Per ora sono loro il target, di queste truppe scelte, pronte a sparare contro gli uomini, a spintonare con gli scudi donne incinte, ad aizzare cani-lupo contro bambini. Sono pronti a farlo gli uomini di Lukascenko, se la mandra, per disperazione, s’azzarda ad arretrare in territorio bielorusso, per tornare indietro. Sono pronti a farlo gli uomini di Morawiecki, se la mandra, per disperazione, s’azzarda a buttarsi contro i rotoli di filo spinato del confine, per entrare in territorio polacco.

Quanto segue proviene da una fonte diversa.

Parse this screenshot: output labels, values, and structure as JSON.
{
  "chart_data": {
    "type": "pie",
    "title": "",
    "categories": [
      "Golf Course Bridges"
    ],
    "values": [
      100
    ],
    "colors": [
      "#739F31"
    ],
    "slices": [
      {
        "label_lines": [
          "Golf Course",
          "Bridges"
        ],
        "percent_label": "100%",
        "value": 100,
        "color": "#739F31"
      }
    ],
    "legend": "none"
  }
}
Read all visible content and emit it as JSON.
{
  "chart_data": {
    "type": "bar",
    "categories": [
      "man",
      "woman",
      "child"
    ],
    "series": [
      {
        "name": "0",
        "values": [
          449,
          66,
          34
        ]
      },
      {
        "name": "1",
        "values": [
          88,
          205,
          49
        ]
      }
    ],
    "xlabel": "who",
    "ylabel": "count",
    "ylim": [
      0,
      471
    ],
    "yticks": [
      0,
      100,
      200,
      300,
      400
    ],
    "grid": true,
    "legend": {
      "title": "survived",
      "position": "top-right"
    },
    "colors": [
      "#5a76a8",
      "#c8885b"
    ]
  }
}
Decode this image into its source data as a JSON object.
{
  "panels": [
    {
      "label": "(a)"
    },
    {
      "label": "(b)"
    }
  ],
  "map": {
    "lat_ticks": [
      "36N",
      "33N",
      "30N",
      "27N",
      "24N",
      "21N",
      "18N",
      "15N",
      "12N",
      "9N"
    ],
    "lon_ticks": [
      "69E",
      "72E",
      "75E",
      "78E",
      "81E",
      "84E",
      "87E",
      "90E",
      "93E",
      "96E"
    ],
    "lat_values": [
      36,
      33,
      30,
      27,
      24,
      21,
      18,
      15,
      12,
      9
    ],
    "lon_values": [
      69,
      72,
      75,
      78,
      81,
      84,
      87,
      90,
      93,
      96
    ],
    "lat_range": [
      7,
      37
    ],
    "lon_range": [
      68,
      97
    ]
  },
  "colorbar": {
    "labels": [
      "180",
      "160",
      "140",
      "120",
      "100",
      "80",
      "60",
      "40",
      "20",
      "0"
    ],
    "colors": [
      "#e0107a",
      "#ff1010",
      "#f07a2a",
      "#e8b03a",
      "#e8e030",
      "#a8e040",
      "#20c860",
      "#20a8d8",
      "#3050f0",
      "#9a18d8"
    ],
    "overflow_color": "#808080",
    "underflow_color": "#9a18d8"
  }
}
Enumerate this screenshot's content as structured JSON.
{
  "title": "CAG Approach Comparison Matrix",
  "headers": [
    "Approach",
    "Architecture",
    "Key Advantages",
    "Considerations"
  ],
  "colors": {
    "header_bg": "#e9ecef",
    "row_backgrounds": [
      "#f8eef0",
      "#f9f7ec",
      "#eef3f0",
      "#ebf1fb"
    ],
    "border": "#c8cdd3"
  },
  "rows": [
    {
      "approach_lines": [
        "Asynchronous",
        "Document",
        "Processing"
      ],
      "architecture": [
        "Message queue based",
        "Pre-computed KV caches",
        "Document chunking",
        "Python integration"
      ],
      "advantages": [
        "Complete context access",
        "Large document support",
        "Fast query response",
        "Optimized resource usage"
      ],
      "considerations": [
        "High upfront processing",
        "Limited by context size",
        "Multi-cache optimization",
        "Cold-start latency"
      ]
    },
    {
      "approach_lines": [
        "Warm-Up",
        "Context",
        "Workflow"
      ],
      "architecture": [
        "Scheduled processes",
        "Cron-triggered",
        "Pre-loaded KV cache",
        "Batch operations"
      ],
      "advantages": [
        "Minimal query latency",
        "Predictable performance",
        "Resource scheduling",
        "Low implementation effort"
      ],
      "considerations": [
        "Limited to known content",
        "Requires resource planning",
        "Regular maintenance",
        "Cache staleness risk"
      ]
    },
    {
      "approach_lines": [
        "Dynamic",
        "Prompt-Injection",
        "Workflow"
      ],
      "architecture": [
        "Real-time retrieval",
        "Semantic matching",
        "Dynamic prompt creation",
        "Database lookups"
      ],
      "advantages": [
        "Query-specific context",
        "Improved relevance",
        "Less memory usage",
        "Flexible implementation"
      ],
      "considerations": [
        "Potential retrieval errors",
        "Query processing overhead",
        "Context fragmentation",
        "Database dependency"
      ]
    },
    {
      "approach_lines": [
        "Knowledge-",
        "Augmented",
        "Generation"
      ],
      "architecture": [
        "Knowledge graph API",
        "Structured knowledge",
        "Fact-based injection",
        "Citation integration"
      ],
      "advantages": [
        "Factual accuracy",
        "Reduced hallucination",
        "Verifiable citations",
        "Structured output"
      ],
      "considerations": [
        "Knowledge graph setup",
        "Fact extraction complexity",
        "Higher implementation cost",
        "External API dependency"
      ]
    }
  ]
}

Ed entrambi gli schieramenti, forse inconsciamente, come in una “location” ben scelta per un film storico, effettuano un revival di quanto accaduto ottantanni prima in quelle foreste. Ma le etnie sono cambiate: gli armati non sono più i germanici delle SS e Gestapo, sono i figli dei massacrati un giorno da SS e Gestapo. Che non se la prendono con dei tedeschi, e neppure con degli aggressori, ma con dei profughi.
In quella striscia di terra di nessuno i due eserciti s’armonizzano a realizzare un lager di sterminio, stanti gli ordini dall’alto per entrambi: vietato l’accesso a chiunque, perfino alle organizzazioni umanitarie, ai giornalisti; vietato dare da mangiare ai profughi, ospitarli, curarli. Criminalizzazione preventiva d’ogni atto semplicemente di civiltà. Sospensione di tutti i diritti dell’uomo, compreso quello alla vita. E’ questa fotocopia delle disposizioni di Himmler per la Scioà che, per chi la prova sulla propria pelle, ha un nome: Europa.
“La Polonia non è morta” inizia l’inno nazionale, composto nel 1797, quando quella nazione era stata aggredita da Prussia, Imperi asburgico e russo, e spartita fra essi.
E’ così che voglio iniziare il controcanto di quanto esposto sopra.
Il sindaco d’un villaggio della foresta, Kuznika, non s’è imboscato, ma s’è messo a girare tra le migliaia di “gorilla” plastificati senza paura di nessuno, per mantenere la civiltà contro la militarizzazione integrale: così che nessuno potesse dire che il territorio a lui affidato fosse “terra di nessuno”.
In lui, la Polonia non è morta.
Punte avanzate dell’associazionismo polacco, semplici abitanti della foresta, intellettuali impegnati, come una professoressa universitaria, e chissà quali altri non emersi sotto i riflettori, hanno violato coscientemente la legalizzazione da stato di guerra di crimini contro l’umanità come i divieti suddetti, dovuti all’ubriacatura sovranista dei loro vertici politici, ed hanno trasportato, addirittura da Varsavia, e donato, cibo, acqua, sacchi a pelo, tende.
Mentre nelle altissime sfere nazionali e mondiali i ritenuti grandi scimmiottavano quelli d’ottantanni prima coi loro giochini di violazioni di spazi aerei, grandi manovre militari, accuse reciproche, miserabili calcoli di popolarità, illudendosi di “fare grande politica”, queste persone hanno preso in pugno la situazione in cui erano state cacciate, ed hanno, pronte a pagare di persona, cercato d’imprimere una direzione a quella situazione, essere soggetti di storia attivi e coscienti, e non oggetti passivi.
In tutti loro la Polonia non è morta.
L’abitante d’una casetta della foresta, come quella di Cappuccetto rosso, ha dotato una lampadina d’un contenitore verde trasparente, e l’ha accesa, di notte, semi-aprendo la finestra in modo che ne filtrasse la luce.
Rischiava, come ottant’anni prima uno che avesse aperto la casa ad un ebreo fuggiasco.
La luce della speranza è stata vista da una famigliola di turchi, ai quali ha spalancato la sua porta, e che ha ospitati da salvare, per cinque giorni. Turchi, i nemici storici dei cattolicissimi polacchi, ma ora solo fratelli, da salvare, col coraggio dei veri eroi.
In lui, non so perchè direi soprattutto, la Polonia non è morta.